(Matthew 16:24-28 WEB) 24Then said Jesus to his disciples, If any [man] will come after me, let him deny himself, and take up his cross, and follow me. 25For whoever will save his life, shall lose it: and whoever will lose his life for my sake, shall find it. 26For what is a man profited, if he shall gain the whole world, and lose his own soul? or what shall a man give in exchange for his soul? 27For the Son of man will come in the glory of his Father, with his angels; and then he will reward every man according to his works. 28Verily I say to you, There are some standing here, who shall not taste death, till they shall see the Son of man coming in his kingdom.
There’s nothing complicated about Matthew 16:28. We are in His Kingdom on earth until He returns. He promised us His Comforter, God and Jesus with us (John 16:13-15). If the Holy Spirit is recognized in the church, then we are a part of His Kingdom. And the disciples lived to see this at Pentecost. God is intending us “to act” and not wait for the return of Jesus while neglecting to do His work in the here and now.
Take Up Our Cross
(Matthew 16:24-28 WEB) 24Then said Jesus to his disciples, If any [man] will come after me, let him deny himself, and take up his cross, and follow me. 25For whoever will save his life, shall lose it: and whoever will lose his life for my sake, shall find it.
I knew a preacher who had a daughter and son-in-law plus their children who served as missionaries near Mosul in Iraq. They were ten miles from Mosul which was controlled by ISIS at the time.
I’ve seen the movie and have the book “Point of the Spear” about five missionaries and their families who sought to minister to Indians in Ecuador.
Nate and four American friends first made contact with the widely-feared Auca people deep in the Ecuadorian rainforest in 1955. Lowering down gifts every week for 13 weeks in a bucket from the plane, the missionaries hoped to show love and peace to a tribe renowned for violence.
These people had never been contacted by the outside world. It was an exciting opportunity for the Gospel. The Aucas – now called Waodani – not only received their gifts but gradually became more and more accustomed to the arrival of the plane.
By the 6th week, tribesmen even attached a beautifully feathered crown as a return gesture. From then on, gifts were exchanged back and forth until Nate made plans to land.
Two days later, Nate’s final call to his wife Marjorie said, ‘Pray for us. This is the day!’ At 12 minutes past 3 on Sunday 8 January 1956, Nate’s wristwatch was suddenly smashed against a stone. The hands stopped moving.
This is believed to be the moment he and his dear friends lost their lives to Waodani spears. The missionaries’ tragic martyrdom was only the beginning of a powerful message of salvation that has spread from Ecuador’s remote Waodani community across the world.

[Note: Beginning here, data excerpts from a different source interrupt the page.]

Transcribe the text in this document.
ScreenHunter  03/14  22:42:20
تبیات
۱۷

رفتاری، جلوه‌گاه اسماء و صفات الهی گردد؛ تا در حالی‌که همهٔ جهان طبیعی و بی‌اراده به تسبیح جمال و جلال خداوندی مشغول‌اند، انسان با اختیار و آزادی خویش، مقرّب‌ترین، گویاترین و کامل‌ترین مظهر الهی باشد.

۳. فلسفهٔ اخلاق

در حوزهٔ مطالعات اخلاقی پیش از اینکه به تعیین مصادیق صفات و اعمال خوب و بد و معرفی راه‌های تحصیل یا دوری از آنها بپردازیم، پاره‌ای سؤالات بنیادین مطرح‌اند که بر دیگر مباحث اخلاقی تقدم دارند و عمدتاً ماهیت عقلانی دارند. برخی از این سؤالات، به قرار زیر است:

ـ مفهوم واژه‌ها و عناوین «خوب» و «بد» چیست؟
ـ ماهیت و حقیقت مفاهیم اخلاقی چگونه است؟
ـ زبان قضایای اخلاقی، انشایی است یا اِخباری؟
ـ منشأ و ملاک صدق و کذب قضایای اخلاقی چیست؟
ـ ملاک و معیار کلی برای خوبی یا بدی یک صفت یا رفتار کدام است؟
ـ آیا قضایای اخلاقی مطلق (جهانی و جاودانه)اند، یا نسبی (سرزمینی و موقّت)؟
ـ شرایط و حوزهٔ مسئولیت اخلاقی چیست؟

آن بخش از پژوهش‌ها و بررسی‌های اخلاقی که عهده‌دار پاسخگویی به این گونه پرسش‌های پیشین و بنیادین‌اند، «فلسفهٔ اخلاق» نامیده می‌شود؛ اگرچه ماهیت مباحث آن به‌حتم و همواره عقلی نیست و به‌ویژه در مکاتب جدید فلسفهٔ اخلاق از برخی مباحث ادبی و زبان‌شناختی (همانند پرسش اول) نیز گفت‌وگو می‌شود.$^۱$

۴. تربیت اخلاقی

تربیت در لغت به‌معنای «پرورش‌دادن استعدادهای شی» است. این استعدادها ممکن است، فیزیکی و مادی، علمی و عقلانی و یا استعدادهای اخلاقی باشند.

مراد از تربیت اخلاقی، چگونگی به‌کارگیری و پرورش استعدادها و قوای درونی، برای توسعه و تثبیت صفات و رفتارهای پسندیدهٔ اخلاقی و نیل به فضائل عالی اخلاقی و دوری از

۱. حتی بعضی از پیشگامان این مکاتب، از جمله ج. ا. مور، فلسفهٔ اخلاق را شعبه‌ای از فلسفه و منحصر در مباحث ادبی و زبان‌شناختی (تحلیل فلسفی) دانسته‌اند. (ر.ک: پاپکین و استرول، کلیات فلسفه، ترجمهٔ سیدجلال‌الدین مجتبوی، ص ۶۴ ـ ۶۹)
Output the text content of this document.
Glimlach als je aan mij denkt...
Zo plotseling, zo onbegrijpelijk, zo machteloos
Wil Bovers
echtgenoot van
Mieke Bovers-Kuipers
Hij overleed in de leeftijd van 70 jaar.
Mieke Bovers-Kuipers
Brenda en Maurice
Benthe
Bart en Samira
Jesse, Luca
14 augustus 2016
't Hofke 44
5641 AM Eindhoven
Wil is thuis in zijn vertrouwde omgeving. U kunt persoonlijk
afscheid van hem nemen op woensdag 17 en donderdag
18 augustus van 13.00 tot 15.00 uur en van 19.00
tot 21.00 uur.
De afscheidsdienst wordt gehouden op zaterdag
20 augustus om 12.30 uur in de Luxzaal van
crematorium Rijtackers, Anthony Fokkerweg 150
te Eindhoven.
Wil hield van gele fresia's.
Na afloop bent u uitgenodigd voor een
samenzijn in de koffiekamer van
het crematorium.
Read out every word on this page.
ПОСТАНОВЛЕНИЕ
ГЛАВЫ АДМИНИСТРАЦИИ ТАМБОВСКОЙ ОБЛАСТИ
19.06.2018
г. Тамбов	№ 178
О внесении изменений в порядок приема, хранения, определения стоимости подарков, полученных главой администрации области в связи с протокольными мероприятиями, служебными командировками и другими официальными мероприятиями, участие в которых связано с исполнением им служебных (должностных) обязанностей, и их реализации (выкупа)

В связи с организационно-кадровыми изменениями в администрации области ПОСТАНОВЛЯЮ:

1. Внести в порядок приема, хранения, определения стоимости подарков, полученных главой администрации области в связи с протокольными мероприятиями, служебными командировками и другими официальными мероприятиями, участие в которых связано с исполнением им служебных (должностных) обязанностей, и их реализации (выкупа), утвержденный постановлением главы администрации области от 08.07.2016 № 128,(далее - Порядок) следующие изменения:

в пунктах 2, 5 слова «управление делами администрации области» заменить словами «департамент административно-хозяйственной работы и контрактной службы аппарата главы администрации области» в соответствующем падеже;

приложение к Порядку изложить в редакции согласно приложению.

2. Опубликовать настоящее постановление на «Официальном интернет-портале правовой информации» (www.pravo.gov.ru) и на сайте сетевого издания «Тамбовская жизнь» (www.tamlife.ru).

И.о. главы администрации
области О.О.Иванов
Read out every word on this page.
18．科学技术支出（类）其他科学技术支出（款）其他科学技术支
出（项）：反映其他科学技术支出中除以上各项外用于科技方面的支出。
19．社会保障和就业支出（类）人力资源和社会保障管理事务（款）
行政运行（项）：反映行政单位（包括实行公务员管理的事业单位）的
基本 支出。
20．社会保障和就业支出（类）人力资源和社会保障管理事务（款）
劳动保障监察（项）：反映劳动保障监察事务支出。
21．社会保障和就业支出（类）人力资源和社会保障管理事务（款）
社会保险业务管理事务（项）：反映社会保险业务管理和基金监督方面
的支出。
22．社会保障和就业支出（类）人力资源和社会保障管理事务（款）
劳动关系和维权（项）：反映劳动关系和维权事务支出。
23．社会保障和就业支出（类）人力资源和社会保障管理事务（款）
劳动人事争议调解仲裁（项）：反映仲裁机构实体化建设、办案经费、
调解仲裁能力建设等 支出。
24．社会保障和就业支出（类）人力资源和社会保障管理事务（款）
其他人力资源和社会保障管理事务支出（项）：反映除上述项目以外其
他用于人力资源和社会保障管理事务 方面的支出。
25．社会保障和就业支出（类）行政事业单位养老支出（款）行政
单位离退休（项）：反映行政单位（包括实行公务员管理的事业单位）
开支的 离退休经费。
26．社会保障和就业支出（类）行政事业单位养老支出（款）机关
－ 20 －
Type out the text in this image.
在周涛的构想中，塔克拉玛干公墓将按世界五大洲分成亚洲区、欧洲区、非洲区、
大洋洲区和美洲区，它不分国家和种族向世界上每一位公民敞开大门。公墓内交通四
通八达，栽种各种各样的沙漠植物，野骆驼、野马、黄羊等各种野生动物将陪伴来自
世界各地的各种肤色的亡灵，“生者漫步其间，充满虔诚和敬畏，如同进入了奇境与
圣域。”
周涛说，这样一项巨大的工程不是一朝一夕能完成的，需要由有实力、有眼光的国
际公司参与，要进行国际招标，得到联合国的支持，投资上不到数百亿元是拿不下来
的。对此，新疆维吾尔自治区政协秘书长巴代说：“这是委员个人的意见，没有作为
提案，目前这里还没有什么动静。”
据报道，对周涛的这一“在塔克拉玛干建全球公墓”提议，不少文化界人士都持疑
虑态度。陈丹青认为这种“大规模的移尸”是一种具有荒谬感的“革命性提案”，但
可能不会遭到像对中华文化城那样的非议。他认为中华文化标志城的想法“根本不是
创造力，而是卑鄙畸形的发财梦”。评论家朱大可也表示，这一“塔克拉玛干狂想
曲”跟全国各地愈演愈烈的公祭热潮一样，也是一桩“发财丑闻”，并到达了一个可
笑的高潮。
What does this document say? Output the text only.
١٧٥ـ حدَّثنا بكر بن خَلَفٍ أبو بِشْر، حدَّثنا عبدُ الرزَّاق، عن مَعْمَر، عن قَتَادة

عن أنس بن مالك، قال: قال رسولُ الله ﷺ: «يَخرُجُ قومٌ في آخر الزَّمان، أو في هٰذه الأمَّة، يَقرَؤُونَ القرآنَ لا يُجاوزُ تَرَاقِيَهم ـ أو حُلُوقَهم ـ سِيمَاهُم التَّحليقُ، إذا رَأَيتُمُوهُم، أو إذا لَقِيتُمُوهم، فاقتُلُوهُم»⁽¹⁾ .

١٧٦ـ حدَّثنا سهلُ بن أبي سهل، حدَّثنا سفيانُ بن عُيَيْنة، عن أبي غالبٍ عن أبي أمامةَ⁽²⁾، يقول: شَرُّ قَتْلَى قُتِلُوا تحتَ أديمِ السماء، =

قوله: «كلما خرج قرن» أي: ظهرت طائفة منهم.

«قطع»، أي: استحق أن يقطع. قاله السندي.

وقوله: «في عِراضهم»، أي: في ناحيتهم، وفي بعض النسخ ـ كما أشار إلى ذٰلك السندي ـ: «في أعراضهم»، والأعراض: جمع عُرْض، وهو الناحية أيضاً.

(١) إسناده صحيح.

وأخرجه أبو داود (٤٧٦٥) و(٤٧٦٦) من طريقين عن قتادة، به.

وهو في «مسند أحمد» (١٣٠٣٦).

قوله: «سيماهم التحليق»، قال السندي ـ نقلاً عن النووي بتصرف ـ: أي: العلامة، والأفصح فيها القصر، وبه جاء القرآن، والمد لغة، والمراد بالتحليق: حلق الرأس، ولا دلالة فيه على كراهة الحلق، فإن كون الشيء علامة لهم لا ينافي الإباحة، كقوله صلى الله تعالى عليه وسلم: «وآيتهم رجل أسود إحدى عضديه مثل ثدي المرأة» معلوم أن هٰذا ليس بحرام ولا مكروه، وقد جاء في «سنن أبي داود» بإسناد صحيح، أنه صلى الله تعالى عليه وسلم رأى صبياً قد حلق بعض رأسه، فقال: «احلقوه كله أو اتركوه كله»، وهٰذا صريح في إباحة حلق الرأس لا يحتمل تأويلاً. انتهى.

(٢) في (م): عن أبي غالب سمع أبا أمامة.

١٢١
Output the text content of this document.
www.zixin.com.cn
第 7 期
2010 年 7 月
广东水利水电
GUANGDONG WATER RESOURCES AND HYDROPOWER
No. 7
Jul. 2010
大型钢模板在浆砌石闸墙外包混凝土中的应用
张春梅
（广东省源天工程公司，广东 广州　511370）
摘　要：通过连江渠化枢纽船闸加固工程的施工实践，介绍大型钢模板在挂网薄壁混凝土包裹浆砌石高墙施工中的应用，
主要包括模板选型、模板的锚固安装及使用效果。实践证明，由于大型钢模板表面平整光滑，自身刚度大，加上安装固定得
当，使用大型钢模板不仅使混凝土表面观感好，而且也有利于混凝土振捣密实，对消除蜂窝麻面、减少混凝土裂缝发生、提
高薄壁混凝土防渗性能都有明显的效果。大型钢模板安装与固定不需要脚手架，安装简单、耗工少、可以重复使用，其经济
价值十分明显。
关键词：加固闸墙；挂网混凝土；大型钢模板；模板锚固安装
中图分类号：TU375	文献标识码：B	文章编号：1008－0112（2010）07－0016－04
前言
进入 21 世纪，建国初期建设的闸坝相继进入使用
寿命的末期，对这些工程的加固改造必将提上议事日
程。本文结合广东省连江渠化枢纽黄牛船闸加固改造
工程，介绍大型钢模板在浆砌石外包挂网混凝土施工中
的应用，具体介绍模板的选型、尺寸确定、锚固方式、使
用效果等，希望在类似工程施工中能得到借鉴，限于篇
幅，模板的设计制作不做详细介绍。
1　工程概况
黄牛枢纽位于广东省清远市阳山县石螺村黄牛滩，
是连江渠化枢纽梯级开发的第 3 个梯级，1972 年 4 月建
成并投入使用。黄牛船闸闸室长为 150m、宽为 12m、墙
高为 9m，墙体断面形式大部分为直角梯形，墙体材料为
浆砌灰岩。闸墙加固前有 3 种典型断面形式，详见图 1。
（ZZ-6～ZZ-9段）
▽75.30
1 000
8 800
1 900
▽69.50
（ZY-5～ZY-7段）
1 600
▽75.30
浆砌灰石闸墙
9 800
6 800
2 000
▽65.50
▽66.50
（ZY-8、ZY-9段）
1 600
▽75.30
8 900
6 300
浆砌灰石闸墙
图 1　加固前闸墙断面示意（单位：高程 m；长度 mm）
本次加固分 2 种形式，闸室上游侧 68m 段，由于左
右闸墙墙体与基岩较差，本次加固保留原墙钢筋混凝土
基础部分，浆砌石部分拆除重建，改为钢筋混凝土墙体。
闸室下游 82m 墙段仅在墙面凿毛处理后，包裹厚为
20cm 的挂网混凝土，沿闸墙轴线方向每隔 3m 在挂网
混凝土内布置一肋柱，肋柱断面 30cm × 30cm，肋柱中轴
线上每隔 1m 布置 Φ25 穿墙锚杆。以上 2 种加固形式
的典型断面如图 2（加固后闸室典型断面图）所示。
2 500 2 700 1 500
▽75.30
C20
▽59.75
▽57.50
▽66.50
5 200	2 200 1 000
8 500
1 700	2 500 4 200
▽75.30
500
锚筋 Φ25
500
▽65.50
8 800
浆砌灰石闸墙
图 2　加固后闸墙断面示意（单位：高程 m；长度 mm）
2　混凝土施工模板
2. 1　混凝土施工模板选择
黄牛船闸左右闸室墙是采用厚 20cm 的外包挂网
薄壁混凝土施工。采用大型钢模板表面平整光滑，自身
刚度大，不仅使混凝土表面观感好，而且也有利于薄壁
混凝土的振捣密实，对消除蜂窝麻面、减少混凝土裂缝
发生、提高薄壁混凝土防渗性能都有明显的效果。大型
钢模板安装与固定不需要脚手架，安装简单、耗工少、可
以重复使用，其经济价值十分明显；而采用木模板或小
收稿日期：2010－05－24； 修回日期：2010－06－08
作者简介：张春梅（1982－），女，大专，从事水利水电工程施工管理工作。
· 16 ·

Their sudden deaths shocked the world. Many MAF supporters still remember hearing the news on the radio. Knowing God had a plan for them, Jim’s wife Elisabeth and their 10-month-old daughter Valerie, decided to stay in Ecuador and continue the work Jim had left behind.
A turning point came when two women left the tribe to meet with Elisabeth, thereby opening the door for both her and Nate’s sister Rachel to make contact with the Waodani. They lived with the tribe for two years, bringing them God’s Word, teaching them to forgive fearlessly and love tremendously – transforming their way of life forever.
Nate’s children were also invited into the tribe, where his son Steve committed his life to them. He was baptised by Mincaye – the very man who killed his father.
The tribe renamed itself ‘Waorani’, turning from their ‘Auca’ roots – which meant ‘savage’ – to display a powerful message of transformation.
Information about Waodani mission comes from the following link.
Their Story, Our Story
This is an extreme story about sacrifice and commitment to the great commission in Matthew 28:18-20. These kinds of sacrifices were also endured during the Roman persecutions in Biblical times. And these stories have been occurring every century since then. They are indeed commendable.
So what is our story? Many of us would have to admit fun, entertaining, self-satisfaction; and all with a minimum of sacrifice. Isn’t this largely the legacy of many churches?
While I’ve been on three short-term mission trips, they’ve not been anything like with the Waodani community. But there were some challenges. I had to raise the money through donations (adding some funds of my own for church members that couldn’t raise funds). The first time I went we were in a 5 acre walled compound (with an armed guard) that we shared with 3 horses and 7 goats. We slept in a shelter with chicken wire for walls and netting for mosquitos (we had our malaria shots before we left). I did this twice. I also went to the Philippines in another compound with two armed guards. It was a much easier trip except for the two 36 hour 3 layover) flights there and back.
But all of this was nothing like my son’s trips to Haiti.
There are many ways to serve in our country also. But I find many church members are skeptical of their own worth or the worth of people they would serve.
Pray for a Better Year
I pray for all of us that 2021 becomes a year where our country, our church, and ourselves turn around and serve God at His pleasure!